Concernant les accompagnateurs, le procureur général de la République a indiqué qu’on est encore « loin de trouver le modèle adéquat » : « Nous avons des accompagnateurs qui, éventuellement, pourraient être appelés, entre guillemets, accompagnateurs de force, parce que nous n’en trouvons pas d’autres ; mais nous avons aussi des accompagnateurs qui sont des membres de la famille et qui ne remplissent pas toujours leur rôle comme il se doit et qui anticipent ou préparent une situation future qui est l’héritage de cette personne âgée, ce qui n’est pas correct non plus ».
« Dans les maisons de retraite, les choses ne fonctionnent pas toujours bien non plus. Il y a, dans certaines situations ponctuelles, une exploitation du patrimoine des personnes âgées, et je pense qu’il serait temps de créer une ou des entités de protection des aînés comme il en existe dans le domaine de la protection des enfants », a-t-il souligné.
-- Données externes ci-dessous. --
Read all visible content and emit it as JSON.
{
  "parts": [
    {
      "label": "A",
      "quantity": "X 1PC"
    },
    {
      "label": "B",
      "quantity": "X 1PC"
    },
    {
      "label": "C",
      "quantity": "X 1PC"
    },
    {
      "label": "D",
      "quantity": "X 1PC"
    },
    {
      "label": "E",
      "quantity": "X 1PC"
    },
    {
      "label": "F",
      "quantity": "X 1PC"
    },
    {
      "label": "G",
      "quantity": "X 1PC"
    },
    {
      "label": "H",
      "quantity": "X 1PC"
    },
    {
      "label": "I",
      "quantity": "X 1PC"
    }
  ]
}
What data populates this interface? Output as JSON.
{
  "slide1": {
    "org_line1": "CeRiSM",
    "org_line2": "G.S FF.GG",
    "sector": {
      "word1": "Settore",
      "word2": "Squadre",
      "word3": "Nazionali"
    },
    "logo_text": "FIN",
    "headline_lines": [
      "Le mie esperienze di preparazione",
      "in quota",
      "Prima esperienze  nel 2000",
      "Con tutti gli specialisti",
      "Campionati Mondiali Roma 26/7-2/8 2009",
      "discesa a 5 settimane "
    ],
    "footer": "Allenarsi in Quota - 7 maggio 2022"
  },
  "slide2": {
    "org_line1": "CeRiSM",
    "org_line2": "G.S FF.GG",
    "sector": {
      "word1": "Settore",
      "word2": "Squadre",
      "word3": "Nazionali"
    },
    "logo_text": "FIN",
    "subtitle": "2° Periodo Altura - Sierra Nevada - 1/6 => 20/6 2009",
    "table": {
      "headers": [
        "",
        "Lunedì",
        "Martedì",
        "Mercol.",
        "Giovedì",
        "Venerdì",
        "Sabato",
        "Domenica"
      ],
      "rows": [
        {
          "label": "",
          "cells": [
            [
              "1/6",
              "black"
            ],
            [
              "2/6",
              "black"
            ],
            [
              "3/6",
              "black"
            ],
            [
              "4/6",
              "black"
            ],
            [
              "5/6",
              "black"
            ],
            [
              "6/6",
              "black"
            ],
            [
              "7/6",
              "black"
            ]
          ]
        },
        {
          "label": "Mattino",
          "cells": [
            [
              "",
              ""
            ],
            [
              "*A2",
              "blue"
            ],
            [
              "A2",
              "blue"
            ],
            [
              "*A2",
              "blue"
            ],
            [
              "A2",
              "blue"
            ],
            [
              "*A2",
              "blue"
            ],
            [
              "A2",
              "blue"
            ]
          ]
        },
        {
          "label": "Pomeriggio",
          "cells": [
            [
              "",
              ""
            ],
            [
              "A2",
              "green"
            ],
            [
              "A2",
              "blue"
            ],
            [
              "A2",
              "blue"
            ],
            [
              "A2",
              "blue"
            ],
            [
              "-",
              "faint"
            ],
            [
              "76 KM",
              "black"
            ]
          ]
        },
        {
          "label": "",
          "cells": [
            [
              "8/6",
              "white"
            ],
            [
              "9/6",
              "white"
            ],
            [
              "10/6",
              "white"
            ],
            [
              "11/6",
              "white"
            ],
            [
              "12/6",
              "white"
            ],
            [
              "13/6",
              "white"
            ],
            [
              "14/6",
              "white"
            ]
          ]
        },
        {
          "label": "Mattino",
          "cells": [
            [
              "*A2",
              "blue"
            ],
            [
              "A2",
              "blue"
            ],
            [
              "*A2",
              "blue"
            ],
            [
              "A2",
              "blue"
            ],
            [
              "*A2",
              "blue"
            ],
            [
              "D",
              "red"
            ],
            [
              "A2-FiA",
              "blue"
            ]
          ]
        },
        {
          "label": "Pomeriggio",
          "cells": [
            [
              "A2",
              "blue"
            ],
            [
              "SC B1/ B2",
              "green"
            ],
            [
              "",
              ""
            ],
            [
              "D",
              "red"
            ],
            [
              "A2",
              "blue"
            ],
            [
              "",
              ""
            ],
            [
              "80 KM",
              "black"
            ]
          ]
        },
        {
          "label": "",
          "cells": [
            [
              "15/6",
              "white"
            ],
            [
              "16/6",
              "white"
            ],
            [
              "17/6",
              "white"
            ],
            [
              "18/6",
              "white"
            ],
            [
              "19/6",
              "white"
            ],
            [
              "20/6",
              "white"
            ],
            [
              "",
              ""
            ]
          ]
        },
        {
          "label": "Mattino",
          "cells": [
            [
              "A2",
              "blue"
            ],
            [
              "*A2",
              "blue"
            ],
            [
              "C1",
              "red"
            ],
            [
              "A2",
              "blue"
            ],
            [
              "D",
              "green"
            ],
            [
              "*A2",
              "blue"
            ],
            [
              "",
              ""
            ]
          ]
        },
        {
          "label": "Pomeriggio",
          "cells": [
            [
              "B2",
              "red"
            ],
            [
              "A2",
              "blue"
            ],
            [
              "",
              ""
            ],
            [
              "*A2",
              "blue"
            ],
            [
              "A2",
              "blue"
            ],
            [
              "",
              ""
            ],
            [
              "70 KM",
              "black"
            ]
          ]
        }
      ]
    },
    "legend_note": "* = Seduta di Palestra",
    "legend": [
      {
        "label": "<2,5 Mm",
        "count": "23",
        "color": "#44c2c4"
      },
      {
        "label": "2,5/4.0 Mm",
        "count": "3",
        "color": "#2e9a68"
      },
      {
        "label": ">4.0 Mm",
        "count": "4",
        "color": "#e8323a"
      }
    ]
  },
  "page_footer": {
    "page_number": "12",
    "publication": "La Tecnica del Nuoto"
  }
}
Le thème de la violence domestique a également été abordé par le procureur général de la République, qui a déclaré que c’est « une grande préoccupation », défendant ainsi la nécessité de « changer ce modèle, car, effectivement, il n’est pas logique que la victime quitte la maison et que l’agresseur reste à l’aise dans la maison familiale ».
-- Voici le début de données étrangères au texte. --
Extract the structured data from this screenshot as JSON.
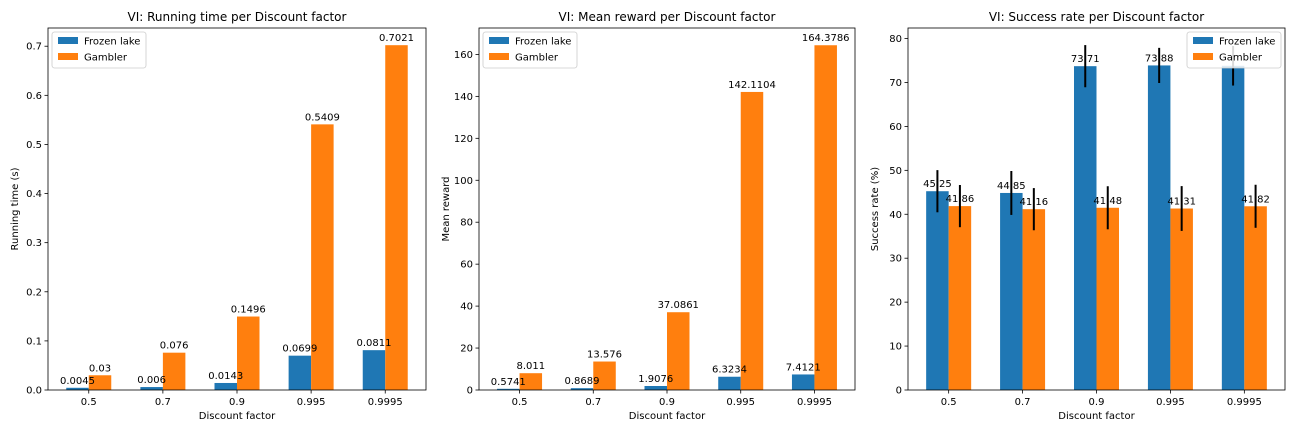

« Je pense que cela devrait être le contraire. Je pense que les magistrats doivent évoluer un peu à cet égard. Évidemment, il peut y avoir des situations où la victime elle-même ne souhaite pas rester, mais ce seront des situations ponctuelles ».
Amadeu Guerra a également reconnu que « les moyens [à la disposition du ministère public] ne sont pas nombreux » et que c’est « souvent grâce à l’effort de tous » que l’on parvient à surmonter les difficultés.
Actuellement, « le plus grand problème des tribunaux ce sont les officiers de justice, ce qui fait que l’on oublie que le ministère public et les juges manquent également de personnel », a-t-il déclaré, faisant appel au pouvoir politique pour « améliorer les conditions » des officiers de justice.
Amadeu Guerra, qui a pris ses fonctions de Procureur Général de la République en octobre 2024, s’exprimait devant un public composé de représentants des principales institutions de la ville, notamment des différents organes de la police criminelle, de la Santa Casa da Misericórdia, de la Sécurité Sociale et de la Mairie de Porto.